Cambridge paleontologist Simon Conway Morris in this book covers convergence and its implications for understanding evolution. Convergence (also called homoplasy) is the independent evolution of similar traits among distantly related organisms such as humans and octopi have similar eye anatomy (although one is inverted, the other verted). Life is replete with examples of convergence on every level: molecular, cellular, even behavioral. Convergence is the key to understanding that evolution, despite its tremendous variety, is fraught with direction, or shall we dare say, purpose. It is a bold statement that will undoubtedly receive a strong reaction from the bulk of the evolutionary community. Morris uses almost half of the book to discuss the building blocks of life (DNA, RNA, proteins, and sugars such as ribose) .He shows that, although these building blocks are very easy to synthesize, this does not help us to understand the origin of life, which, he argues persuasively, is about as unlikely an event as can be conceived. Every approach we have taken to understand how life could have originated now seems at a dead end. Morris spends one chapter looking at the uniqueness of our planet and concludes, as does Peter Ward and Donald Brownlee, that life of any kind is a phenomenally unlikely state of affairs anywhere in the universe.

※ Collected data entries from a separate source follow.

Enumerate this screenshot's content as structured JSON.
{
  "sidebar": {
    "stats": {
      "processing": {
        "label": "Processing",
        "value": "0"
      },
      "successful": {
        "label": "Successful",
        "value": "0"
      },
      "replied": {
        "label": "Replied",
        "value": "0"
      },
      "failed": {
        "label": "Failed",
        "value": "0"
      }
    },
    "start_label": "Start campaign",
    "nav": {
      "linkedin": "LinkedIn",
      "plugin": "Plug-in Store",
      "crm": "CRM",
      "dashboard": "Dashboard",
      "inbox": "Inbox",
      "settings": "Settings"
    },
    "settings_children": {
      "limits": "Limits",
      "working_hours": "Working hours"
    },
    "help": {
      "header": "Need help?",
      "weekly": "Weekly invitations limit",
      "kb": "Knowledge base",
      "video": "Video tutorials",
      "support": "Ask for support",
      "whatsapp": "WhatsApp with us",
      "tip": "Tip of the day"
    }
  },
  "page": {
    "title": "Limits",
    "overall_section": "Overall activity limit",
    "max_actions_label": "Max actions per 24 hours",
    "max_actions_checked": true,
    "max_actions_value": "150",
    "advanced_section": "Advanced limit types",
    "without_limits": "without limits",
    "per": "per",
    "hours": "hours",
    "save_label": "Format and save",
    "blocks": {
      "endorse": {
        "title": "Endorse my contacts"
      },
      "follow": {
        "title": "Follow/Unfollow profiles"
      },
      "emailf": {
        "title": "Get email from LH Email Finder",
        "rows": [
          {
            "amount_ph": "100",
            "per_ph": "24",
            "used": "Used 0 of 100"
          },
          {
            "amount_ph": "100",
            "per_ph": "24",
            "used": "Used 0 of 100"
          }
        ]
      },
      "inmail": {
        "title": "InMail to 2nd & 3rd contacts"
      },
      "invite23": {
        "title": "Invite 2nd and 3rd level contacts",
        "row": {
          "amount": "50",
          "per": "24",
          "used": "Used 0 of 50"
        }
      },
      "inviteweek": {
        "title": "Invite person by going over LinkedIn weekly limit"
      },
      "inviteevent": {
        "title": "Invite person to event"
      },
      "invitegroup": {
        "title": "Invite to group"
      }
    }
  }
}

While upholding an adaptationist view, Morris labels adherents of the cold, ruthless, and ultimately purposeless evolutionary reality, such as Huxley, Simpson, Mayr, Ernst Haeckel, Clarence Darrow, and even Richard Dawkins as "ultra-Darwinists". He finds fault with the religious fervor of their pronouncements, and their utter ignorance of theology. Convergence, argues Morris, tells us that a Higher Purpose controls Nature. Morris is also as critical of those who harbor doubts about evolution as he is of those who seek to glorify it, but the criticism of ID and creationism is brief compared to the time spent against "ultra-Darwinists". Morris, no doubt, realizes that he left himself open to the charge of being a creationist, and so makes a few remarks castigating them.